Never get so caught up in the goals of the team that you sacrifice the members for the goal.. remember that we are to bring everyone on the team to a high level of maturity in Christ.
God has given many different gifts to the church. Allow people to function in their gifts instead of making them carbon copies of each other.
Have Grace one for another.. give each other room.
Keep each member of the team growing. Encourage that learning and development process in each member, and give them room to make mistakes so that they can learn/grow from their mistakes.
CONTINUING ON:
Everyone has physical needs, financial problems, family demands and social desire.
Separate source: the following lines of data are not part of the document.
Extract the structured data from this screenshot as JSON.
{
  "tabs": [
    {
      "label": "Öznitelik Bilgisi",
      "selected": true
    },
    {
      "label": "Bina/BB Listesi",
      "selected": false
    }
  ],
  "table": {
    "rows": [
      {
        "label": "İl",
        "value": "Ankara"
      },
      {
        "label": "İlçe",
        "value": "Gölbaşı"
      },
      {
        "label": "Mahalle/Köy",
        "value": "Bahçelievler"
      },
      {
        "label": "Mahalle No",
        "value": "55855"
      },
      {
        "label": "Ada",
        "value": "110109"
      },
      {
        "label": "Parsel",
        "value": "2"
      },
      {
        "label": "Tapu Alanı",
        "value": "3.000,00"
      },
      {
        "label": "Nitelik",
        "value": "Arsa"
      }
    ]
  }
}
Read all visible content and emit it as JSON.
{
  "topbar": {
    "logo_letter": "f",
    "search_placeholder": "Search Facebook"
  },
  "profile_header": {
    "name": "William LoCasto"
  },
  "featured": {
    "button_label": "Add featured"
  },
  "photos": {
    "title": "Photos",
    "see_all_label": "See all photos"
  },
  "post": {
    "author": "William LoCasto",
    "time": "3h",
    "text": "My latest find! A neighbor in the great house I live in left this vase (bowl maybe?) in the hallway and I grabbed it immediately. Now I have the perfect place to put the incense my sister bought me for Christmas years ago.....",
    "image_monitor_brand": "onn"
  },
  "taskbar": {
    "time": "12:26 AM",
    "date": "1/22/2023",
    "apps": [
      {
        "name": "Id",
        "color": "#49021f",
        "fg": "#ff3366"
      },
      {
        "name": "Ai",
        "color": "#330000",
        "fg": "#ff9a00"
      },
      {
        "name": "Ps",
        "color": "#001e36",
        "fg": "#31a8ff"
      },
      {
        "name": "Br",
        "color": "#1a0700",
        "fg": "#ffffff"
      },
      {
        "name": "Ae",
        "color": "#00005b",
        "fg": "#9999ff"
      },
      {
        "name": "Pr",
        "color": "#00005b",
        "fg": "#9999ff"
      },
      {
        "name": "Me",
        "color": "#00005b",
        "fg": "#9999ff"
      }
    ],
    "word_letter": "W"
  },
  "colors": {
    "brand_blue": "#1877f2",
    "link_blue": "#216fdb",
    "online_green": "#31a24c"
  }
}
Phili. 2:4 Look not every man on his own things, but every man also on the things of others.
Be concerned about the growth and goals of each other. This requires time together. It requires things like retreats, social events, relaxing (playing together). Paul felt this way towards those working with him. Phili. 2:25, 27 2 Tim. 1:2-4 Philemon 1:10, 13, 15-16, 18
Teams that don't bond can't build. The team needs to become a cohesive unit.
When a team member cares about no one but himself the whole team suffers. Can you imagine a man in a boat doing nothing while the two guys at the other end of the boat are furiously bailing water. He says "Thank God that hole isn't in my end of the boat!"
Building relationships is the key in producing caring attitudes. For team work-ministry to really work, great care must be given to interpersonal relations. You can't escape this. A pastor may spend hours in his study working on sermons, but if he never relates to people there is something missing though his sermons be packed with knowledge and wisdom.
This excerpt is from "Chicken Soup For The Soul" book 2 page 13, "The two-hundredth hug" by Harold Bloomfield, M.D.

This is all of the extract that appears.